To fully understand Ms. Lauryn Hill’s legacy, it’s important to take a moment to think about her overall impact in music. As a solo artist, Hill has only released one studio album, the magnum opus The Miseducation of Lauryn Hill, and one live album, MTV Unplugged No. 2.0. In spite of having a small body of work, she’s still in the same conversation as some of the greats who have ever graced the stage.
So there is a reason why Hill can be forgiven for the periods where she is absent from the music scene. Her fans forgive her even when she appears on stage hours after her scheduled performance. She is forgiven because of the thought that her mere presence will be worth the wait.
Hill served as the headlining act at the 2015 ONE Musicfest in Atlanta, Georgia. This time, Hill didn’t force her fans to wait hours for the show to begin. She entered the stage shortly after 9:30 p.m. dressed in black and white and followed by a 12-man band. Creating a scenery of an intimate setting, Hill sat in a chair surrounded by small lit candles as she held her guitar. She wanted to tell her story first, and the 20,000 plus festival goers were more than willing to listen.

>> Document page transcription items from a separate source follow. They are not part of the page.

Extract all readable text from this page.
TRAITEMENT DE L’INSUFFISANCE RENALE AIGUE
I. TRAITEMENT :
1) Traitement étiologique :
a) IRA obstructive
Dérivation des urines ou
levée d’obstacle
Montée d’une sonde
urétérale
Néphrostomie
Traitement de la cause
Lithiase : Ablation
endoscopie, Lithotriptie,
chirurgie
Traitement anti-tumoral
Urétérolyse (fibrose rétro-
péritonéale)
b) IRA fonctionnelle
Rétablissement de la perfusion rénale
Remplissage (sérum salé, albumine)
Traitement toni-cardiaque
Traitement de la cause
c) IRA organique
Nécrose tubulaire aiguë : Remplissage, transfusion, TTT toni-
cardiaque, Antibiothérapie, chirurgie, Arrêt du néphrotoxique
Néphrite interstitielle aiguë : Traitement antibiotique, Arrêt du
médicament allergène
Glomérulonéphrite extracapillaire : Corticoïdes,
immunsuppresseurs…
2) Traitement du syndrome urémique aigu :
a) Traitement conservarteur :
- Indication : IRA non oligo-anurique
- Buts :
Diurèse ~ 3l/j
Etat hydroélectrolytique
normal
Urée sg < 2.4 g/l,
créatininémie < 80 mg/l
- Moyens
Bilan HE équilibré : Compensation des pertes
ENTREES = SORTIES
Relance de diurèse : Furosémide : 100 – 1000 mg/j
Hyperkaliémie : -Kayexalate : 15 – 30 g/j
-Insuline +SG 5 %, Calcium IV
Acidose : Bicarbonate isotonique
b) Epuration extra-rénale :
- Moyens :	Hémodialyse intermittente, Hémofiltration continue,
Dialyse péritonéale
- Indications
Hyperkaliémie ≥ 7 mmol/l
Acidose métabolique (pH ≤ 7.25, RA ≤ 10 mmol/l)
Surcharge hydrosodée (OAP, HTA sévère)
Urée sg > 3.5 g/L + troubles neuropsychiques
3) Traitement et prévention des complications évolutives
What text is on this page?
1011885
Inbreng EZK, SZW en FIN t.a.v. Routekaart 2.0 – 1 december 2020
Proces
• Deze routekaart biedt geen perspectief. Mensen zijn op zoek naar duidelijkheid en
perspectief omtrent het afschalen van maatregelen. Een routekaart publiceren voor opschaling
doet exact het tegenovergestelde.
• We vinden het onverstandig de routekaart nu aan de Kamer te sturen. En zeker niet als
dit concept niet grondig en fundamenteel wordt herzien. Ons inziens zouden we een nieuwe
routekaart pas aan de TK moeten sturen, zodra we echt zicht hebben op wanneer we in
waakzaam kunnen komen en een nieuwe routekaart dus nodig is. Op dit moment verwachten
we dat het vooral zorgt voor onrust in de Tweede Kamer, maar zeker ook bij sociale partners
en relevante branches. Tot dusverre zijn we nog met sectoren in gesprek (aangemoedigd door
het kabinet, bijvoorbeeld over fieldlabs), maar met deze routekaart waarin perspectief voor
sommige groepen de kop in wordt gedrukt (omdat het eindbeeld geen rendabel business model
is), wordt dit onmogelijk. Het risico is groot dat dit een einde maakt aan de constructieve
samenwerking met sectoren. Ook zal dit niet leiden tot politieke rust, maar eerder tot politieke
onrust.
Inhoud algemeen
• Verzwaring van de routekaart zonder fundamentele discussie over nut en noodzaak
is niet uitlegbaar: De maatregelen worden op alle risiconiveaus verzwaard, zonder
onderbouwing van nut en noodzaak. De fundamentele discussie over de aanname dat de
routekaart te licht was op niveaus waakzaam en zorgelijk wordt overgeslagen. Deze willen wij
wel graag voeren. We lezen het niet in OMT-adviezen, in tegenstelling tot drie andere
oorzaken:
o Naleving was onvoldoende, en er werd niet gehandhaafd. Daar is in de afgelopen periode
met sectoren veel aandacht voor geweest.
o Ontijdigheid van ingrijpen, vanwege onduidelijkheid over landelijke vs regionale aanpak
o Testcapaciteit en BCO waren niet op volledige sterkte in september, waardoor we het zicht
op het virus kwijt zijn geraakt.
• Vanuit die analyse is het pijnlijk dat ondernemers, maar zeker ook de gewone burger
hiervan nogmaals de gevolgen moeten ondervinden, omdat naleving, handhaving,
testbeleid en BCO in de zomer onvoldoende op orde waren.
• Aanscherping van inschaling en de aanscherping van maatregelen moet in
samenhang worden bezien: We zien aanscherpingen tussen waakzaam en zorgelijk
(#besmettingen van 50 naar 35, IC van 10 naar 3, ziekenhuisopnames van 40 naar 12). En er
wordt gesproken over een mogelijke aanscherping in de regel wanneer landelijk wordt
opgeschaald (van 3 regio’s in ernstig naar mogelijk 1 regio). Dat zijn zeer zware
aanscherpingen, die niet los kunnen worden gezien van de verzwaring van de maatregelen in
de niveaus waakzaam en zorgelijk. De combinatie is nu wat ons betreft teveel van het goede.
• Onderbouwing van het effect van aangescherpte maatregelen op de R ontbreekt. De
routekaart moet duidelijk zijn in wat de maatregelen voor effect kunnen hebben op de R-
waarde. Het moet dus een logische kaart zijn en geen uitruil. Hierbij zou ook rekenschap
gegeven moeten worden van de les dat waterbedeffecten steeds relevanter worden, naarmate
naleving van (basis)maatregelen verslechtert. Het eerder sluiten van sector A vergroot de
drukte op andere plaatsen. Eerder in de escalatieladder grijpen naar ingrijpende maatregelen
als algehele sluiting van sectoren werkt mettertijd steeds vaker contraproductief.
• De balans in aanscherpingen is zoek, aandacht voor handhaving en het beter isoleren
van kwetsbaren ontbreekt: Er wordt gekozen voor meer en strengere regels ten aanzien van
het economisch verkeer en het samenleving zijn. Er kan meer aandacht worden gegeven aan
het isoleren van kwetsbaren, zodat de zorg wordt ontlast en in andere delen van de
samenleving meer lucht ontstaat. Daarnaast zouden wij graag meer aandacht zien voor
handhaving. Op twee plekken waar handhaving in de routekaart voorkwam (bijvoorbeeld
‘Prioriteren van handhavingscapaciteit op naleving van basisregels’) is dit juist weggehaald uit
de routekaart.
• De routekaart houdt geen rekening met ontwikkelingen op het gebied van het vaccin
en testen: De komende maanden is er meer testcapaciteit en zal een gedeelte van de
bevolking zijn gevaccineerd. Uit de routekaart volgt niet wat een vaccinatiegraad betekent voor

While singing “I Gotta Find Peace of Mind,” Hill expressed the emotions of being trapped by the memories of love that no longer exists. By the end of the song, Hill was as inspirational as a choir on Sunday morning by singing, “What a joy it is to be alive, to get another chance, everyday’s another chance, to get it right this time, everyday’s another chance.”
In a sense, Hill was somewhat of a choir director by often pointing at her band to speed up or slow down tempo at different moments.
Hill followed with “The Mystery of Iniquity,” a song Kanye West famously sampled for his hit, “All Falls Down.” Midway through her performance, Hill parted ways with the chair and guitar as she delved into songs from The Miseducation of Lauryn Hill.
Hill performed a reggae-inspired version of “Ex-Factor” before raising the crowd’s energy with “Lost Ones.” She even took it back to her days with the Fugees by performing the group’’s first breakout hit, “Fu-Gee-La,” and “Ready or Not.”
On “Killing Me Softly,” Hill proved that she still has superior vocal range by nailing the song’s crescendo without a hitch.
She also paid homage to musical legends by covering Bob Marley’s “Jammin’,” and Stevie Wonder’s “Master Blaster.” While covering Nina Simone’s “Feeling Good,” Hill poured her soul into the song which seemed to serve as a catharsis for every struggle she has experienced in the past decade.
Hill closed her set with the hit “Doo-Wop (That Thing).”
By the time Hill exited the stage, most of the festival goers were left in awe from what they had just witnessed. She may never record another new song, she may continue her tardiness at future shows, or, she may disappear from the music scene, again. But for those who were lucky enough to see her live, all of that will never matter. For an hour and a half, Hill displayed rare greatness. And that’s more than enough to keep her true fans satisfied for a lifetime.